Tal y como explica en un reciente informe David Lafferty, estratega jefe de mercados de Natixis Global AM, "el principal dilema para la asignación de activos son los tipos bajos y negativos", asegurando que la mayor parte de los problemas de su portfolio tienen que ver de forma directa o indirecta con este factor desestabilizador.

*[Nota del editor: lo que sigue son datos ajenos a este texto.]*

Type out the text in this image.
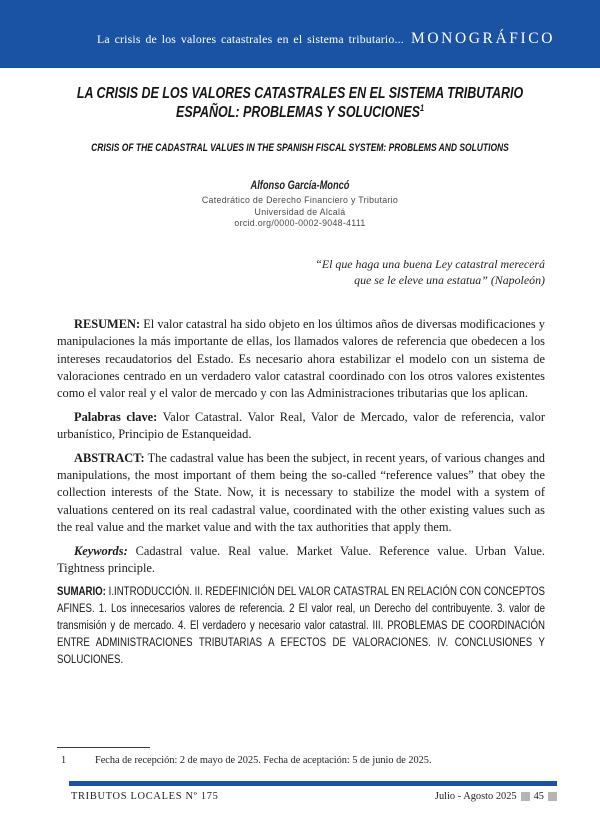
La crisis de los valores catastrales en el sistema tributario... MONOGRÁFICO
LA CRISIS DE LOS VALORES CATASTRALES EN EL SISTEMA TRIBUTARIO
ESPAÑOL: PROBLEMAS Y SOLUCIONES$^1$
CRISIS OF THE CADASTRAL VALUES IN THE SPANISH FISCAL SYSTEM: PROBLEMS AND SOLUTIONS
Alfonso García-Moncó
Catedrático de Derecho Financiero y Tributario
Universidad de Alcalá
orcid.org/0000-0002-9048-4111
“El que haga una buena Ley catastral merecerá
que se le eleve una estatua” (Napoleón)

RESUMEN: El valor catastral ha sido objeto en los últimos años de diversas modificaciones y manipulaciones la más importante de ellas, los llamados valores de referencia que obedecen a los intereses recaudatorios del Estado. Es necesario ahora estabilizar el modelo con un sistema de valoraciones centrado en un verdadero valor catastral coordinado con los otros valores existentes como el valor real y el valor de mercado y con las Administraciones tributarias que los aplican.

Palabras clave: Valor Catastral. Valor Real, Valor de Mercado, valor de referencia, valor urbanístico, Principio de Estanqueidad.

ABSTRACT: The cadastral value has been the subject, in recent years, of various changes and manipulations, the most important of them being the so-called “reference values” that obey the collection interests of the State. Now, it is necessary to stabilize the model with a system of valuations centered on its real cadastral value, coordinated with the other existing values such as the real value and the market value and with the tax authorities that apply them.

Keywords: Cadastral value. Real value. Market Value. Reference value. Urban Value. Tightness principle.

SUMARIO: I.INTRODUCCIÓN. II. REDEFINICIÓN DEL VALOR CATASTRAL EN RELACIÓN CON CONCEPTOS AFINES. 1. Los innecesarios valores de referencia. 2 El valor real, un Derecho del contribuyente. 3. valor de transmisión y de mercado. 4. El verdadero y necesario valor catastral. III. PROBLEMAS DE COORDINACIÓN ENTRE ADMINISTRACIONES TRIBUTARIAS A EFECTOS DE VALORACIONES. IV. CONCLUSIONES Y SOLUCIONES.
1	Fecha de recepción: 2 de mayo de 2025. Fecha de aceptación: 5 de junio de 2025.
TRIBUTOS LOCALES Nº 175	Julio - Agosto 2025 45
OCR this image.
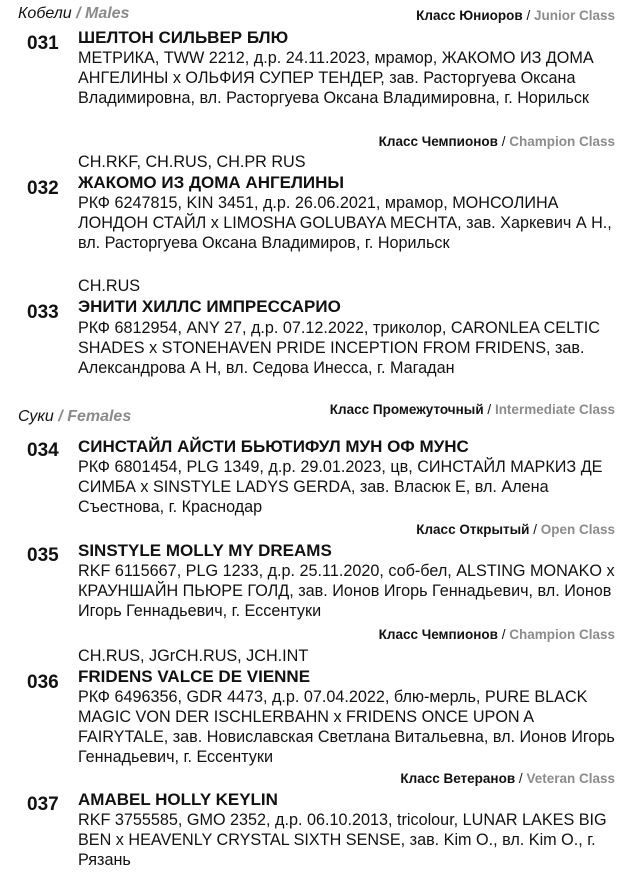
Кобели / Males	Класс Юниоров / Junior Class
031 ШЕЛТОН СИЛЬВЕР БЛЮ
МЕТРИКА, TWW 2212, д.р. 24.11.2023, мрамор, ЖАКОМО ИЗ ДОМА АНГЕЛИНЫ x ОЛЬФИЯ СУПЕР ТЕНДЕР, зав. Расторгуева Оксана Владимировна, вл. Расторгуева Оксана Владимировна, г. Норильск
Класс Чемпионов / Champion Class
CH.RKF, CH.RUS, CH.PR RUS
032 ЖАКОМО ИЗ ДОМА АНГЕЛИНЫ
РКФ 6247815, KIN 3451, д.р. 26.06.2021, мрамор, МОНСОЛИНА ЛОНДОН СТАЙЛ x LIMOSHA GOLUBAYA MECHTA, зав. Харкевич А Н., вл. Расторгуева Оксана Владимиров, г. Норильск
CH.RUS
033 ЭНИТИ ХИЛЛС ИМПРЕССАРИО
РКФ 6812954, ANY 27, д.р. 07.12.2022, триколор, CARONLEA CELTIC SHADES x STONEHAVEN PRIDE INCEPTION FROM FRIDENS, зав. Александрова А Н, вл. Седова Инесса, г. Магадан
Суки / Females	Класс Промежуточный / Intermediate Class
034 СИНСТАЙЛ АЙСТИ БЬЮТИФУЛ МУН ОФ МУНС
РКФ 6801454, PLG 1349, д.р. 29.01.2023, цв, СИНСТАЙЛ МАРКИЗ ДЕ СИМБА x SINSTYLE LADYS GERDA, зав. Власюк Е, вл. Алена Съестнова, г. Краснодар
Класс Открытый / Open Class
035 SINSTYLE MOLLY MY DREAMS
RKF 6115667, PLG 1233, д.р. 25.11.2020, соб-бел, ALSTING MONAKO x КРАУНШАЙН ПЬЮРЕ ГОЛД, зав. Ионов Игорь Геннадьевич, вл. Ионов Игорь Геннадьевич, г. Ессентуки
Класс Чемпионов / Champion Class
CH.RUS, JGrCH.RUS, JCH.INT
036 FRIDENS VALCE DE VIENNE
РКФ 6496356, GDR 4473, д.р. 07.04.2022, блю-мерль, PURE BLACK MAGIC VON DER ISCHLERBAHN x FRIDENS ONCE UPON A FAIRYTALE, зав. Новиславская Светлана Витальевна, вл. Ионов Игорь Геннадьевич, г. Ессентуки
Класс Ветеранов / Veteran Class
037 AMABEL HOLLY KEYLIN
RKF 3755585, GMO 2352, д.р. 06.10.2013, tricolour, LUNAR LAKES BIG BEN x HEAVENLY CRYSTAL SIXTH SENSE, зав. Kim O., вл. Kim O., г. Рязань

Para Adam Mossakowski, gestor de Insight Investment (boutique de BNY Mellon IM), recuerda que Unilever ha sido la última empresa que ha emitido deuda a menos del 0,1%. "Esto, en un mundo donde más de 16 billones de dólares de activos de deuda soberana están por debajo del 1%, demuestra que son tiempos dicífiles para aquellos que buscan invertir en renta fija para conseguir ingresos atractivos".
En este contexto, los expertos advierten de los riesgos de una inversión pasiva en esta clase de activos. El primero, y el más evidente, es que las tasas de retorno son extremadamente bajas, y las rentabilidades negativas casi garantizan una pérdida de capital si la inversión se mantiene hasta el vencimiento.
Por otro lado, desde la firma apuntan a la relación inversa con la que se mueven los precios y rentabilidades de los bonos. "Con esto en mente, los inversores no solo tienen que lidiar con bajas tasas de retorno" en lo que se supone que son activos seguros, sino que además, "los riesgos para su capital son asimétricos, con las potenciales pérdidas de capital siendo mayores que los beneficios potenciales", indican.